In early January, I predicted a bull market for stocks this year. From the Union Tribune

The bulls weren’t bullish enough.
The stock market just had its best first quarter in 14 years. The surge has sent Wall Street analysts, some of whose forecasts seemed too sunny three months ago, scrambling to raise their estimates for the year.
“That it’s up isn’t surprising. It’s the magnitude,” said Robert Doll, the chief equity investment manager at BlackRock, the world’s biggest money manager.
Lest you think that this is of interest only to the rich, remember that a majority of pension plans are somehow tied into the stock market. And of course quite a number of investors are in stocks directly, or at least through mutual funds. The wealth of American households moves with the stock market even more than most American households realize. 
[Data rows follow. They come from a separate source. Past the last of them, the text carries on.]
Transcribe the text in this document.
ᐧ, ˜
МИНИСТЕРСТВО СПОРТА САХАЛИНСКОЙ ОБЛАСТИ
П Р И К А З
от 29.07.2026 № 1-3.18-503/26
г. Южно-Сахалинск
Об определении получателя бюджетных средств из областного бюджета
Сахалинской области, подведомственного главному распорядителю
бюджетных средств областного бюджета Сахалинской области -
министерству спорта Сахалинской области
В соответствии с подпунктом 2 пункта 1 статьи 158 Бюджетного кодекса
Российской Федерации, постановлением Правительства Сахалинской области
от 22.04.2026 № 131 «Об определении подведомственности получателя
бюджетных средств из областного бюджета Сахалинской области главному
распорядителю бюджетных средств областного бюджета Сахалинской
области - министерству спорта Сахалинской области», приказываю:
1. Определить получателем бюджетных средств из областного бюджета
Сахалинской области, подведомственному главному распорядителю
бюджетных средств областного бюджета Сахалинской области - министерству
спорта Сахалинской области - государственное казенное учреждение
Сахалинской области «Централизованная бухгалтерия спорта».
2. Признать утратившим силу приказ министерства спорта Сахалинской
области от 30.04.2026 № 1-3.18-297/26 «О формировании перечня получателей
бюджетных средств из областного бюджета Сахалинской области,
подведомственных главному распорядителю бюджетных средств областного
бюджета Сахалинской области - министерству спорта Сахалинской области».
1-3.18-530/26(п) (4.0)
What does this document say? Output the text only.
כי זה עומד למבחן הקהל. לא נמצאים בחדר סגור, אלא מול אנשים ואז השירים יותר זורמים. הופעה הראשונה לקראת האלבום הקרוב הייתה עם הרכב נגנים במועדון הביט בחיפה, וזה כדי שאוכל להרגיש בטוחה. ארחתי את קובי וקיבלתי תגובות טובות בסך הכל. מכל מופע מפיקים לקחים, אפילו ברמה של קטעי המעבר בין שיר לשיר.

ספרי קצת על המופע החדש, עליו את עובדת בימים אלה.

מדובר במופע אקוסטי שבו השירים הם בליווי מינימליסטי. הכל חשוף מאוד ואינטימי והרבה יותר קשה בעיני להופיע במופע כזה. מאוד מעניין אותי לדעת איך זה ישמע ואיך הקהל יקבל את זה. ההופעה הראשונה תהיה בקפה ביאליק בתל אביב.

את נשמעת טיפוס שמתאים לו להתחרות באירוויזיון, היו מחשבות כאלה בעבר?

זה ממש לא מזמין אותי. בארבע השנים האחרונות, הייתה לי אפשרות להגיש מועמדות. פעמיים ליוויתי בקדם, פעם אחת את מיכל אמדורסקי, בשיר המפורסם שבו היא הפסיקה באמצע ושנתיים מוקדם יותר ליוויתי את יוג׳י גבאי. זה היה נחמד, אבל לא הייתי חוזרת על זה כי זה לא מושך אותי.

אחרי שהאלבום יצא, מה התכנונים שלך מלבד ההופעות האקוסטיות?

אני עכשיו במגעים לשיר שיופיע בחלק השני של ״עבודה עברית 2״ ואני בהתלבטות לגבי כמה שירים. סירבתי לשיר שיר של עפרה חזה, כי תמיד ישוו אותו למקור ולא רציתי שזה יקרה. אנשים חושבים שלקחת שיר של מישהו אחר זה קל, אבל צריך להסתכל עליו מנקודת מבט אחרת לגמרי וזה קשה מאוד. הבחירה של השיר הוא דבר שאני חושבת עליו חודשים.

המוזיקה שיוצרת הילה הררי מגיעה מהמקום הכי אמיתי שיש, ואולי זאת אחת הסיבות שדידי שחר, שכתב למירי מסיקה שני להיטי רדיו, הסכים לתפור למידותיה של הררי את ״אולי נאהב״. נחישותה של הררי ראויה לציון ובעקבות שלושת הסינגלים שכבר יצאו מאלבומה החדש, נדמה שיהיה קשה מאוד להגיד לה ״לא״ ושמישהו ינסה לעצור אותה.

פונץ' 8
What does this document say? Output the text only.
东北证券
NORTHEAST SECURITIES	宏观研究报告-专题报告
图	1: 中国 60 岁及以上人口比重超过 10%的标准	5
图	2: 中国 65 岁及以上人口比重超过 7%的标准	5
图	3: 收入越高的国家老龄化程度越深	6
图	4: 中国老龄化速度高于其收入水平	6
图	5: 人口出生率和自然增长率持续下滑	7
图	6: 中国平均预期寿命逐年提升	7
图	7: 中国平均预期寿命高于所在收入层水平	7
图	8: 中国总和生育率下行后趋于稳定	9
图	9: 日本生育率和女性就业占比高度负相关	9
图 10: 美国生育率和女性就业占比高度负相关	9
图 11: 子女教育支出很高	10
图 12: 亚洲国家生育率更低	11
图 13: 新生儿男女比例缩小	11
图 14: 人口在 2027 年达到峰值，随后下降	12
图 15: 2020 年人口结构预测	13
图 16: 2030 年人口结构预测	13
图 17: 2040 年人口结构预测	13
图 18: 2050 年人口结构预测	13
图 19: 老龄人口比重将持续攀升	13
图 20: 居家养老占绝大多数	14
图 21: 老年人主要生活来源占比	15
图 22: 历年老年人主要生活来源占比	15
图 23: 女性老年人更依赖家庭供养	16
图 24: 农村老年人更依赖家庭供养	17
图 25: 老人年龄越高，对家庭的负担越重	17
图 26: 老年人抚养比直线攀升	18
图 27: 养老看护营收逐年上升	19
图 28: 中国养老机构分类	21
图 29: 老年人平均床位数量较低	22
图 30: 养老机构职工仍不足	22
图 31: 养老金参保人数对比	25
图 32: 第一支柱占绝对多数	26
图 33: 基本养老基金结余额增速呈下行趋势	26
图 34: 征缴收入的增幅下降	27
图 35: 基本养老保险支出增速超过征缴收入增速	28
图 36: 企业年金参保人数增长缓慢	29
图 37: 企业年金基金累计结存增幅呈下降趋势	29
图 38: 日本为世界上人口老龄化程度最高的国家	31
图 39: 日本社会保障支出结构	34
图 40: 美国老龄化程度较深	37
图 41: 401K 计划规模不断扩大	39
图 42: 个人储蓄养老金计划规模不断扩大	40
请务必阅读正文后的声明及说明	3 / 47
This is also good for jobs for at least a couple of reasons. One, companies will have access to more capital that can be used to expand and hire. Two, stock market gains means that more people can afford to retire. More retirees means more job openings. More than a few baby boomers have had to defer retirement because of poor performing investments. 
 In my mind, little seems to have changed since I wrote here in early January that, 
P/E ratios are low and consumption is down. If people are paying only $10 for every $1 of earnings now, think what will happen as higher sales increase profits (GM and Ford, for instance, are now retooled to become profitable at much lower production volumes than before) at the same time that optimism drives P/E ratios up. A rise in profits of, say, 20% coupled with a rise in P/E from about 11 to, say, 15 could mean a rise in indices in the tens of percent. 
There is other good news that suggests that this gain in market indices is not a bubble. Multifactor productivity is up by a record amount. (This measures how much we're actually producing in value with labor and capital, the ultimate, most important measure of whether we can sustain profits and wages.) And consumption, too, is up the most in seven months. (Consumption is 70% of GDP and thus the biggest driver of GDP growth and all that comes with it.)

I don't think that the gains are done yet. I'm still bullish.